What constitutes a "conflict of interest" when carrying out industry sponsored clinical research?
In addition to adhering to the requirements of the Center's Conflict of Interest policy, there are circumstances, creating potential conflicts of interest, that may require disclosure to the potential study subjects through the Informed Consent process. Investigators should discuss with the IRB staff any potential conflict of interest issues before a protocol is prepared and submitted. While every possible situation cannot be identified and evaluated in advance, there are a few situations, listed below, that occur more frequently than others which must be disclosed.
  • investigator has a relationship (e.g., as consultant, advisor, owner or shareholder) with a company sponsoring the investigator's study
  • investigator receives payment/reimbursement for travel or other expenses for which there is no scientific value (e.g., trip to the Bahamas vs. trip to a scientific conference)
  • investigator receives direct payments for study subject recruitment
How frequently must the protocol be reviewed and reapproved by the IRB?

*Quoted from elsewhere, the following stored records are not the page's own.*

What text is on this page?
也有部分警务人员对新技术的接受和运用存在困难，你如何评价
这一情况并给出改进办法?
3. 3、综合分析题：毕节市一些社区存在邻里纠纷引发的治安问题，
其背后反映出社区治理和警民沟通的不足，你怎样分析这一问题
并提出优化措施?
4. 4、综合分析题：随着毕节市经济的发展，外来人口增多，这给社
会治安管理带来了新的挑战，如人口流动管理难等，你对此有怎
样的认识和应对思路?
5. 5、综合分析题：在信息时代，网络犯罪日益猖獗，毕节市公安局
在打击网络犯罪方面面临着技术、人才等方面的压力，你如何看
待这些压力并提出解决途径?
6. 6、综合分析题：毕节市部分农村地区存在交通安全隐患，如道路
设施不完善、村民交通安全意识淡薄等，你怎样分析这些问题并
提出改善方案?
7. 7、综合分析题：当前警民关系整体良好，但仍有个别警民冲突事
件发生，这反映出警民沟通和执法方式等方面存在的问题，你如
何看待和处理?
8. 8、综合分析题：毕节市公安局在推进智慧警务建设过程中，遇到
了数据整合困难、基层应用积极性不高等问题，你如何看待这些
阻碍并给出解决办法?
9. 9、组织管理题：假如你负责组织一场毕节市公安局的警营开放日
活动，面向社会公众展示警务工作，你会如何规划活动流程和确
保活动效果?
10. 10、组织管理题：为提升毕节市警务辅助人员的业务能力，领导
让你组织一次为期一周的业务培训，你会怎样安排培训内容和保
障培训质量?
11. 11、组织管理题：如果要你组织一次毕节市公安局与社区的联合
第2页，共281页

The IRB may approve a study for a period of up to 12 months. A Continuing Review Progress Report must be submitted to the IRB in time for the Board to review and approve the protocol before the end of the current approval period. If approval is not received, for whatever reason, the study will be administratively suspended — patient accrual will not be permitted and any data generated during the period of the suspension may not be used for research purposes.
Are the approvals granted by the IRB always for one year?
The IRB may approve a study for any period of time up to 12 months. The IRB determines each time whether the study may be approved for the maximum period or for less time. Factors such as risk generally guide this decision.
Will the IRB Office remind me of the need to apply for continuing review of my study(s)?
The IRB Office usually sends our a reminder notice 60 days before the expiration date and a second notice 30 days before. However, it is the investigator's responsibility to remember to renew the study. The lack of a reminder notice is not an acceptable excuse when the renewal requirement is not met.
How do I communicate external adverse events in the case of a multi-center study?
The IRB Office provides forms to communicate external adverse events. All questions on the form must be answered. The form should be accompanied with the reports sent to the investigator by the study sponsor and with a typed summary of the event(s) and its (their) significance.
What is required to "close" the study?
A Continuing Review Progress Report, with the Final Report block checked, must be submitted to the IRB. The report should include a summary of the findings of the study, the numbers of subjects entered into the study and other information as may be required or appropriate.

Additional "frequently asked questions" regarding the use of human subjects in research will be added to this list as relevant and appropriate issues arise.